Emulating: 0x0000000000200053 XOR       eax, eax
        RAX = 0x0000000000000000 RCX = 0x0000000000000000 RDX = 0x000000000000ee00 RBX = 0x0000000000000002
        RSP = 0x0000000000100fd4 RBP = 0x0000000000100fd4 RSI = 0x0000000000008cc8 RDI = 0x000000000020010c
        R8  = 0x0000000000000000 R9  = 0x0000000000000000 R10 = 0x0000000000000000 R11 = 0x0000000000000000
        R12 = 0x0000000000000000 R13 = 0x0000000000000000 R14 = 0x0000000000000000 R15 = 0x0000000000000000
        RIP = 0x0000000000200055 RFLAGS = 0x0000000000000246
Emulating: 0x0000000000200055 MOV       edx, dword ptr fs:[eax+0x30]
Emulation terminated with status 0x00000001, flags: 0xe, 0 NOPs
        SHEMU_FLAG_LOAD_RIP
        SHEMU_FLAG_WRITE_SELF
        SHEMU_FLAG_TIB_ACCESS

We can see that the last emulated instruction is MOV edx, dword ptr fs:[eax+0x30], which is a TEB access instruction, but which also triggers emulation to be stopped, since it is an access outside shellcode memory (and remember, bdshemu will stop at the first memory access outside the shellcode or the stack). Moreover, this small shellcode (generated using Metasploit) triggered 3 detections in bdshemu:

  • SHEMU_FLAG_LOAD_RIP - the shellcode loads the RIP inside a general-purpose register, to locate its position in memory;
  • SHEMU_FLAG_WRITE_SELF - the shellcode descrypts itself, and then executes decrypted pieces;
  • SHEMU_FLAG_TIB_ACCESS - the shellcode goes on to access the PEB, in order to locate important libraries and functions;

These indicators are more than enough to conclude that the emulated code is, without a doubt, a shellcode.

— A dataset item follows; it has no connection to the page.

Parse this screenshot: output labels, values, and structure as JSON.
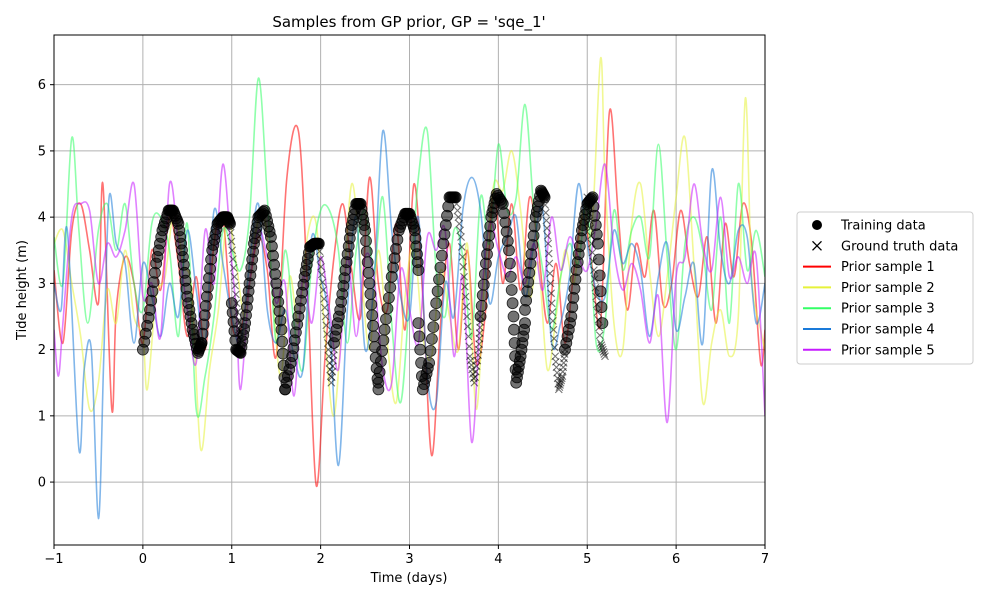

What’s even more awesome about bdshemu is that generally, at the end of the emulation, the memory will contain the decrypted form of the shellcode. disasmtool is nice enough to save the shellcode memory once emulation is done - a new file, named shellcode.bin_decoded.bin is created which now contains the decoded shellcode; let’s take a look at it:

The emulated shellcode

Looking at the decoded shellcode, one can immediately see not only that it is different, but that is plain text - a keen eye will quickly identify the calc.exe string at the end of the shellcode, hinting us that it is a classic calc.exe spawning shellcode.

Conclusions

We presented in this blog-post the Bitdefender shellcode emulator, which is a critical part of HVMI’s exploit detection technology. bdshemu is built to detect shellcode indicators at the binary-code level, without the need to emulate complex API calls, complex memory layout or complex architectural entities, such as page-tables, descriptor tables, etc. - bdshemu focuses on what matters most, emulating the instructions and determining if they behave like a shellcode.

Due to its simplicity, bdshemu works for shellcodes aimed towards any operating system, as most of the detection techniques are specific to instruction-level behavior, instead of high level behavior such as API calls. In addition, it works on both 32 and 64 bit code, as well as with user or kernel specific code.